As well as hunting for signals from alien life, the largest and most sensitive radio telescope ever built will search for extra-solar planets, or exoplanets, which have magnetic fields like Earth, within 100 light-years from Earth.
Astronomers from countries including China and France recently published their ambitious observation plan using the Five-hundred-meter Aperture Spherical Radio Telescope (FAST) in the academic journal Research in Astronomy and Astrophysics.
Aerial view of the world's largest radio telescope called FAST (500-meter Aperture Spherical Telescope) in Pingtang County, Qiannan Buyi and Miao Autonomous Prefecture, Guizhou Province, June 10, 2016. (Photo: IC)
Li Di, a researcher at the National Astronomical Observatories of the Chinese Academy of Sciences and chief scientist of FAST, said scientists are more concerned about habitable planets, which should have not only water, a suitable temperature and atmosphere, but also magnetic field.
"The earth's magnetic field protects life from cosmic rays.
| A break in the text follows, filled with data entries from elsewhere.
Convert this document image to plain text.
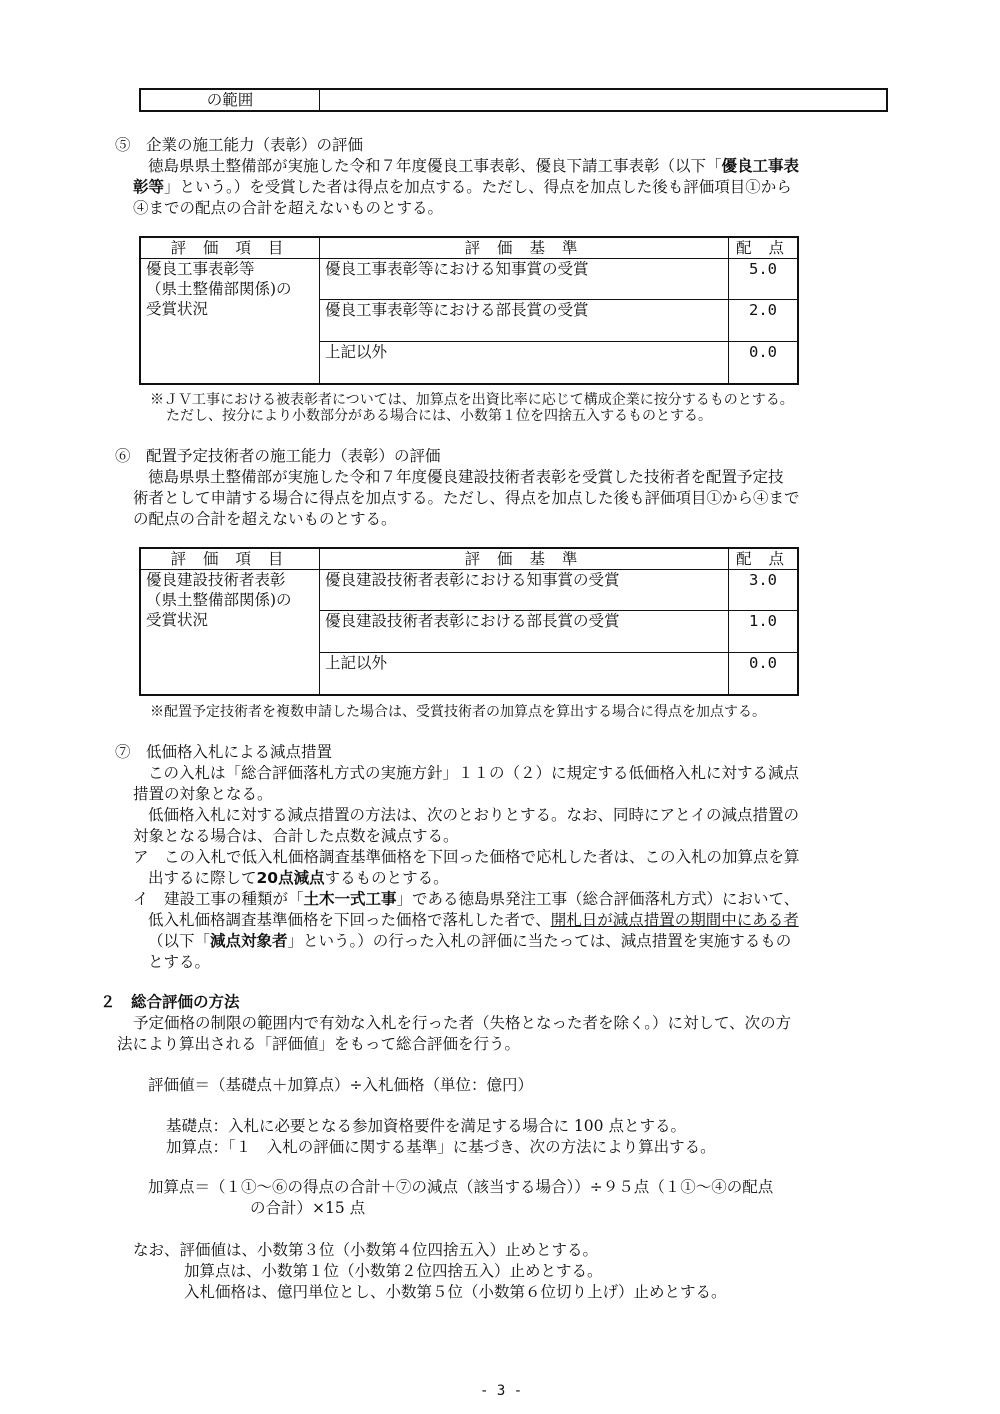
の範囲	
⑤　企業の施工能力（表彰）の評価
徳島県県土整備部が実施した令和７年度優良工事表彰、優良下請工事表彰（以下「優良工事表
彰等」という。）を受賞した者は得点を加点する。ただし、得点を加点した後も評価項目①から
④までの配点の合計を超えないものとする。
評 価 項 目	評 価 基 準	配 点

優良工事表彰等
（県土整備部関係)の
受賞状況	優良工事表彰等における知事賞の受賞	5.0
	優良工事表彰等における部長賞の受賞	2.0
	上記以外	0.0
※ＪＶ工事における被表彰者については、加算点を出資比率に応じて構成企業に按分するものとする。
ただし、按分により小数部分がある場合には、小数第１位を四捨五入するものとする。
⑥　配置予定技術者の施工能力（表彰）の評価
徳島県県土整備部が実施した令和７年度優良建設技術者表彰を受賞した技術者を配置予定技
術者として申請する場合に得点を加点する。ただし、得点を加点した後も評価項目①から④まで
の配点の合計を超えないものとする。
評 価 項 目	評 価 基 準	配 点

優良建設技術者表彰
（県土整備部関係)の
受賞状況	優良建設技術者表彰における知事賞の受賞	3.0
	優良建設技術者表彰における部長賞の受賞	1.0
	上記以外	0.0
※配置予定技術者を複数申請した場合は、受賞技術者の加算点を算出する場合に得点を加点する。
⑦　低価格入札による減点措置
この入札は「総合評価落札方式の実施方針」１１の（２）に規定する低価格入札に対する減点
措置の対象となる。
低価格入札に対する減点措置の方法は、次のとおりとする。なお、同時にアとイの減点措置の
対象となる場合は、合計した点数を減点する。
ア　この入札で低入札価格調査基準価格を下回った価格で応札した者は、この入札の加算点を算
出するに際して20点減点するものとする。
イ　建設工事の種類が「土木一式工事」である徳島県発注工事（総合評価落札方式）において、
低入札価格調査基準価格を下回った価格で落札した者で、開札日が減点措置の期間中にある者
（以下「減点対象者」という。）の行った入札の評価に当たっては、減点措置を実施するもの
とする。
２　総合評価の方法
予定価格の制限の範囲内で有効な入札を行った者（失格となった者を除く。）に対して、次の方
法により算出される「評価値」をもって総合評価を行う。
評価値＝（基礎点＋加算点）÷入札価格（単位：億円）
基礎点：入札に必要となる参加資格要件を満足する場合に 100 点とする。
加算点：「１　入札の評価に関する基準」に基づき、次の方法により算出する。
加算点＝（１①～⑥の得点の合計＋⑦の減点（該当する場合））÷９５点（１①～④の配点
の合計）×15 点
なお、評価値は、小数第３位（小数第４位四捨五入）止めとする。
加算点は、小数第１位（小数第２位四捨五入）止めとする。
入札価格は、億円単位とし、小数第５位（小数第６位切り上げ）止めとする。
- 3 -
There is a scientific bug in the sci-fi blockbuster 'The Wandering Earth,' that is, the earth stops rotating. If that happens, the magnetic field would disappear. Without the protection of the magnetic field, the earth's atmosphere would be blown off by the solar wind. As a result, humans and most living things would be exposed to the harsh cosmic environment and unable to survive," said Li.
Philippe Zarka, an astronomer from the Paris Observatory, said planets are the most favorable cradle of life. As of today, about 4,000 exoplanets have been found.
There are six magnetized planets in the solar system with a planetary-scale magnetic field: Mercury, Earth, Jupiter, Saturn, Uranus and Neptune.
"In our solar system, magnetized planets are strong radio sources. Radio detection of exoplanets aims at the physical characterization of exoplanets and comparative studies with solar system planets," said Zarka.
The first exoplanet was discovered near a pulsar by means of radio astronomy. But that is a very special case. Except for that, all the exoplanets found so far were discovered through optical astronomy or infrared imaging, according to Li.
Those discoveries have led scientists to believe that almost all the stars in the Milky Way have planets resolving around them. And there must be plenty of habitable planets.
"In our solar system, the high-energy charged particles in the solar wind and the electrons from some planets' moons would have interaction with the magnetosphere of planets, generating radio radiation," said Li.
"All the planets with magnetic fields in our solar system can be found generating such radiation, which can be measured and studied by radio telescopes. But research on the planets' magnetic fields cannot be realized through optical and infrared astronomical observation.
"Do the exoplanets have magnetic fields? If they have, they should also generate radio radiation under the influence of the wind of their parent stars," Li added.
Astronomers have been looking for radio signals from exoplanets, but with no discovery yet.
"We want to try with FAST, which is the world's most sensitive radio telescope. If we can for the first time detect the radio radiation of an exoplanet and confirm its magnetic field, it would be a very important discovery," said Li.
"If this observation window is opened, we would be able to study the laws of the magnetic fields of exoplanets and whether they are habitable in another aspect," he said.
Most exoplanets have been discovered by the US Kepler space telescope. Those exoplanets are located away from Earth at a distance of more than 500 light-years.
In 2018, NASA launched a new planet-hunting satellite, the Transiting Exoplanet Survey Satellite (TESS), to target exoplanets closer to Earth.
"If TESS could find a large number of exoplanets, and we also track them, the possibility of discovering exoplanets with magnetic fields will increase," Li said.
"We are looking for exoplanets within 100 light-years from Earth. Once such planets are found, it would be favorable for scientists to conduct a thorough study of them, and there is even possibility for interstellar migration."
Located in a naturally deep and round karst depression in southwest China's Guizhou Province, FAST was completed in September 2016 and is due to start regular operations in September this year.
The performance of the telescope during commissioning is beyond imagination, said Li.
During testing and early operation, FAST started making astronomical discoveries, particularly of pulsars of various kinds, including millisecond pulsars, binaries and gamma-ray pulsars,
A team of astronomers from more than 10 countries and regions are making observation plans for FAST, in order to best apply the unprecedented power of the telescope, going beyond what has been done by other telescopes in the past.
They have proposed ambitious observation objectives through the telescope, such as gravitational waves, exoplanets, ultra-high energy cosmic rays and interstellar matter, to advance human knowledge of astronomy, astrophysics and fundamental physics.
"Planning new observations to find new targets and new kinds of objects beyond the reach of existing facilities is one of the most exciting jobs of a professional astronomer," Li said.
Scientists believe more discoveries that exceed expectations will be made with FAST.
"When such a powerful new telescope begins its scientific observations, unexpected signals and effects often emerge," Li said.
"As these observation projects will be launched over the next few years, FAST will have an impact on many areas of astronomy and astrophysics around the world. Although we cannot predict what it will discover, the telescope may profoundly change our understanding of the universe," Li added.